The window unit itself may have tolerance issues where the frame and the glass tolerances come into play. The accepted tolerance for glass is a variation of +/- 3/32 of an inch in length or width. The glass panel may be +/- 1/4 of an inch out of square. While the frame may have an accepted tolerance of +/- 1/16 of an inch out of plumb or out of flatness. The frame may also be out of square by as much as 1/8 of an inch.
The window frame may be built somewhat smaller or larger than designed. It may be somewhat out of square. The glass may be manufactured slightly smaller or larger, or it too may be somewhat out of square. If the frame is out of square in one direction, and the glass is out of square in the opposite direction, then there is the potential that the rabbet depth for a good portion of the window may be deficient, leading to potential for the glass to "pop out" of the frame under severe wind conditions, or the space between the frame and the glass will be so close that any thermal movement of the frame may fracture the glass.

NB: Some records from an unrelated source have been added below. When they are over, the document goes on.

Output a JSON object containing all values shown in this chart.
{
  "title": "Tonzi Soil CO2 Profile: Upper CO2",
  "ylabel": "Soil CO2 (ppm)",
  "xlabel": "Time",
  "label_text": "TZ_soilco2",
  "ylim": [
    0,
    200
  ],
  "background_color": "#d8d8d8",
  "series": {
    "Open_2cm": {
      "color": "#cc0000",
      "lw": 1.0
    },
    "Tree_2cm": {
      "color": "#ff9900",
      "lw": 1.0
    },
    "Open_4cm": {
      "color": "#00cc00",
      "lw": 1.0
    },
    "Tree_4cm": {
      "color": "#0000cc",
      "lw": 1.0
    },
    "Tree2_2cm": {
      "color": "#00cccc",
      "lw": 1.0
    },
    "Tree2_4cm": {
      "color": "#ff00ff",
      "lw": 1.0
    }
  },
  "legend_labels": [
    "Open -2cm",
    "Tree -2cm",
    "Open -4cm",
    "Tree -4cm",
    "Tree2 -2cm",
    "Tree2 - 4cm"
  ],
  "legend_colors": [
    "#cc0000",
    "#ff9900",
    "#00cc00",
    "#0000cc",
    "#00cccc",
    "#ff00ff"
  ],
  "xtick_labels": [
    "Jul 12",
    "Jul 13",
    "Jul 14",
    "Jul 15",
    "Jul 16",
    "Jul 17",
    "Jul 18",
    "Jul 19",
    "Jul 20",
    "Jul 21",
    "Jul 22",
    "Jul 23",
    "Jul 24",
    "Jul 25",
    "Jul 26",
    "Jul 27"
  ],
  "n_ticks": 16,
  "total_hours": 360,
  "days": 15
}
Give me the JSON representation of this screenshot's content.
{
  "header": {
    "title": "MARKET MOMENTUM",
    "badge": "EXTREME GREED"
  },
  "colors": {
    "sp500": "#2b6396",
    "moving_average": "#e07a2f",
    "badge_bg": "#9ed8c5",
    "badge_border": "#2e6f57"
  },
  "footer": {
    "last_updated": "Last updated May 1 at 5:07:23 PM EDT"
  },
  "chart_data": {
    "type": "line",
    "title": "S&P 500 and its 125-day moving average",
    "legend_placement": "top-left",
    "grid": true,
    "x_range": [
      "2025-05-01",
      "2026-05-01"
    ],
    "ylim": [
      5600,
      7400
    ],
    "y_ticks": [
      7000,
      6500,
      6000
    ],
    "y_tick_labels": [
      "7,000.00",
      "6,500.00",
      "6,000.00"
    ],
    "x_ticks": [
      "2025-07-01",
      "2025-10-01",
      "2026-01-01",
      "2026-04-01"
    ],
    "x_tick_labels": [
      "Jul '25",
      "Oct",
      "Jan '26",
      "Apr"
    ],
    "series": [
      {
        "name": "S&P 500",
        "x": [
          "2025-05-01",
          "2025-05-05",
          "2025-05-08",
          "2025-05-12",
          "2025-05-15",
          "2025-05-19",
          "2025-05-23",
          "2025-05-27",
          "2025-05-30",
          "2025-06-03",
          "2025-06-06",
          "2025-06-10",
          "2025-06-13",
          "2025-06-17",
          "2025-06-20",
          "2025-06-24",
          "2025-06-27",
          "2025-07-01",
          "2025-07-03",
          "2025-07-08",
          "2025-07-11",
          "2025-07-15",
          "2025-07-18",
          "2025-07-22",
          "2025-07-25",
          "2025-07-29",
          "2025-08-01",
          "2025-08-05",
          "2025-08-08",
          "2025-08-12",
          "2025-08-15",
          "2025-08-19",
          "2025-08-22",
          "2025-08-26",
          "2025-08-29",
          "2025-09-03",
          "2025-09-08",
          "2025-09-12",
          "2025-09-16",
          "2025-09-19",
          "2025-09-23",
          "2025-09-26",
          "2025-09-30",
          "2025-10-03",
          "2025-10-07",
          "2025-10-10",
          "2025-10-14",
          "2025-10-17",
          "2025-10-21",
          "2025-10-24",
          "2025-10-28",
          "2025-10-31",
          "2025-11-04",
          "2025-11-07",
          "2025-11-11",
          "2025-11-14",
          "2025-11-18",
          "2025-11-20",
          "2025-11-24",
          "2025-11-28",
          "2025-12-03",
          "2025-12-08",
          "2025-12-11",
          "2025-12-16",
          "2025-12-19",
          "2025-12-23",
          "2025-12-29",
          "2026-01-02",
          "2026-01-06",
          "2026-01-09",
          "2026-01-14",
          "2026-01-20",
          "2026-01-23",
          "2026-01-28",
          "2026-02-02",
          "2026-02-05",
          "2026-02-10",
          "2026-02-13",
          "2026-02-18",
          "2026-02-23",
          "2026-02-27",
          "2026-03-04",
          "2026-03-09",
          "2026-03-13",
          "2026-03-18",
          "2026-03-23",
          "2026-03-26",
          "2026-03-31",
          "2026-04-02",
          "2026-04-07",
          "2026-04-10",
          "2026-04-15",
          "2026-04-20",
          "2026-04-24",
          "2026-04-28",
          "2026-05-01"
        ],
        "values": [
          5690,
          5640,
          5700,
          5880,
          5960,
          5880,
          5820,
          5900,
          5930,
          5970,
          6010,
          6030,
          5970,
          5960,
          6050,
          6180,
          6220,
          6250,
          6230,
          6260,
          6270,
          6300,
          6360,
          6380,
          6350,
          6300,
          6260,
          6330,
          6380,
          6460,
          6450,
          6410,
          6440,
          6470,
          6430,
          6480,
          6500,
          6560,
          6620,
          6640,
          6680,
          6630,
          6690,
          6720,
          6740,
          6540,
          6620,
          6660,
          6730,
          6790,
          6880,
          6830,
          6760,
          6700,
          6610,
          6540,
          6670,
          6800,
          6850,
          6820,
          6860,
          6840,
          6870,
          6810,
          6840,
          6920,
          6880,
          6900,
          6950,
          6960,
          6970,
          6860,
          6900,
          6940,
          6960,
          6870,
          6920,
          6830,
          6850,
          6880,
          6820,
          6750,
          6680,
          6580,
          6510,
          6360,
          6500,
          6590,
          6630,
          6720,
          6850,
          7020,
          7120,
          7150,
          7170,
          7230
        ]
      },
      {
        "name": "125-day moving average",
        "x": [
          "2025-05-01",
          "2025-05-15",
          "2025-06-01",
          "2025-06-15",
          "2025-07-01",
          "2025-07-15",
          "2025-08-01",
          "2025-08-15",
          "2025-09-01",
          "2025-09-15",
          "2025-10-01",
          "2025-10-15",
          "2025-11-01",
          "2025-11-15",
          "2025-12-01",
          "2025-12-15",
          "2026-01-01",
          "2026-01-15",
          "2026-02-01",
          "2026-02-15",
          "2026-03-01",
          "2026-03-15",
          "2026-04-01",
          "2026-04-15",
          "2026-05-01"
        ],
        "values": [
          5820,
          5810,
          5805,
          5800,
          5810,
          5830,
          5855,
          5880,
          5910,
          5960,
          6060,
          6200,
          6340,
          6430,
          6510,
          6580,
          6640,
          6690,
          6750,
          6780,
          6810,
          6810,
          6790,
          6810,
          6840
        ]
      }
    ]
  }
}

As construction progresses, these tolerances will accumulate. In some cases, one may negate the adverse effect of the other, but there may be cases where they may be additive and potentially become problematic. Material is manufactured, and these operations have tolerances. These may be plus or minus a small fraction of an inch. Then the material is fabricated, and the fabrication process has built in tolerances. These tolerances may be built into the equipment used, or the measurement (+/- a fraction of an inch) made by the operator (+/- a fraction of an inch). The craftsperson may measure something and round the measurement to the nearest part of an inch. Usually, many of these tolerances negate each other as some are positive while others may be negative. But there always is the possibility that most, if not all, of these tolerances (fraction of inches) may be positive or all negative, and the cumulative effect may be problematic.
Virtually all buildings have some form of joints. These may be nonmovement joints as well as movement joints (see Figure 1). The width of these joints may vary from the design as they may end up too narrow or too wide as a result of cumulative tolerances. This deviation may impact the aesthetics of the façade, or this may impact caulking and sealant application. When it comes to expansion joints, this variation may affect air and water tightness.
Usually, joints are filled with a sealant to keep moisture and air from infiltrating into the structure. When joints are expected to accommodate movement due to expansion or contraction, the width of the gap, generally, is a function of the forces that need to be accommodated. The appropriate sealant is selected based on the anticipated movement of the joint. This outcome may be affected by the cumulative effect of manufacturing, fabrication, installation, measurement, and workmanship tolerances.
Knowing the effect of nonuniform, accepted construction tolerances, there are some things that can be done during design and construction to address the potential conflicts and possible resulting problems. The designers may choose to list tighter tolerances, and the contractor may ensure that the work is performed with greater attention to deviations from the defined or specified criteria. This will benefit all parties as it will minimize rework as well as result in fewer future maintenance issues.